Watson, yaratılmasında, daha başlangıçtan itibaren bir insan gibi düşünülmüş. Programcılar, bilgisayarın yazılı bir metni okuması ve anlaması becerisini birinci öncelik olarak almışlar. Bilgisayara, hipotez üretme, sonra da bu hipotezi destekleyecek veya çürütecek her tür bilgiyi bulma ve kullanma becerisini kazandırmışlar.

Watson, öğreniyor ve gelişiyormuş. Televizyondaki yarışma programı “Jeopardy!” yi kazandıktan sonra dikkatini daha ciddi konulara vermiş. Binlerce edebiyat eseri, gazete yazısı ve bilimsel makaleleri okumuş. Bunun yanında araştırmacıların ve doktorların sunduğu raporları yalamış, yutmuş. Bu uzmanlar, veriler arasında daha anlamlı ilişkiler kurma ve sonuç çıkarması konusunda Watson’a yardımcı olmuşlar.

Çekinceler

Yukarıdakileri bilgileri The Washington Post’un bir makalesinden (Watson’s next feat? Taking on cancer) aktardım. 

Bilgisayarlar bu düzeye gelmiş. Ama konu dikensiz gül bahçesi değil. Bazı çekinceleri de birlikte getiriyor. Watson’nın daha sağlıklı teşhis koyabilmesi için mümkün olduğunca çok hasta verileri ile beslenmesi gerekiyor. Bu durum bilgilerin mahremiyetini gündeme getiriyor.
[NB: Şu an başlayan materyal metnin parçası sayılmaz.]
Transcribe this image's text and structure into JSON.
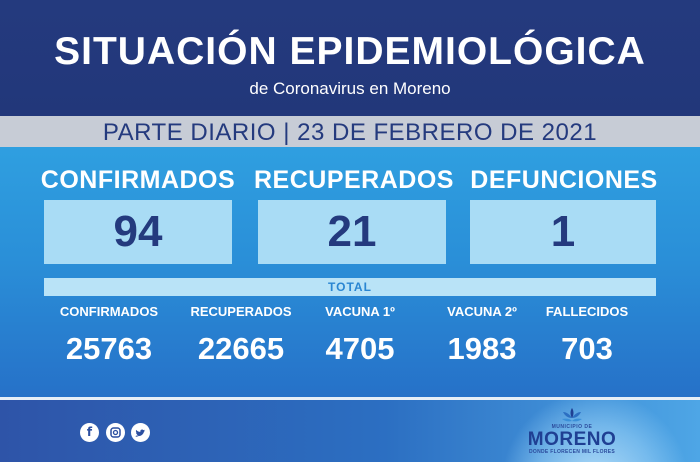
{
  "header": {
    "title": "SITUACIÓN EPIDEMIOLÓGICA",
    "subtitle": "de Coronavirus en Moreno"
  },
  "report": {
    "date_line": "PARTE DIARIO | 23 DE FEBRERO DE 2021"
  },
  "daily": {
    "confirmados": {
      "label": "CONFIRMADOS",
      "value": "94"
    },
    "recuperados": {
      "label": "RECUPERADOS",
      "value": "21"
    },
    "defunciones": {
      "label": "DEFUNCIONES",
      "value": "1"
    }
  },
  "total": {
    "label": "TOTAL",
    "items": [
      {
        "label": "CONFIRMADOS",
        "value": "25763"
      },
      {
        "label": "RECUPERADOS",
        "value": "22665"
      },
      {
        "label": "VACUNA 1º",
        "value": "4705"
      },
      {
        "label": "VACUNA 2º",
        "value": "1983"
      },
      {
        "label": "FALLECIDOS",
        "value": "703"
      }
    ]
  },
  "footer": {
    "social_icons": [
      "facebook-icon",
      "instagram-icon",
      "twitter-icon"
    ],
    "logo": {
      "small_text": "MUNICIPIO DE",
      "name": "MORENO",
      "tagline": "DONDE FLORECEN MIL FLORES"
    }
  },
  "colors": {
    "navy": "#243a7e",
    "sky": "#2f9fe0",
    "box": "#a9dcf5",
    "gray_band": "#c7ccd6"
  }
}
Ya birisi bu bilgileri ele geçirir ve hastaların aleyhine kullanırsa...

Başka bir konu: bilgisayarlar bu denli gelişirse doktorlara işsiz mi kalacak? Şu aşamada söylenen, bilgisayarın sadece doktorlara yardım edeceği; onların yerini alamayacağı. Çünkü doktorların empati duygusu da var, şefkat duygusu da..

Bir yorum

Watson şu an lösemi konusunda uzmanlaştırılmış durumda imiş. Sırada akciğer kanseri ve şeker hastalığı varmış. 

Acaba diyorum Watson bizdeki siyasilerin hastalıkları konusunda eğitilse durum nasıl olurdu? Yukarıdaki modeli aynen uygulayacaksınız. Siyasilerin kürsülerde söyledikleri ile yaptıklarının verilerini bu süper ötesi bilgisayara gireceksiniz. Sonra da teşhisini soracaksınız. Watson’ı duyar gibiyim: “Bel kemiğine rastlanmamıştır.”/ “Herkesi aptal sanma algı bozukluğu var”/ “Benim gibi bunun da vicdanı yok”/“Doğru söyleme engelli”/

Watson başka ne derdi acaba? Ne dersiniz?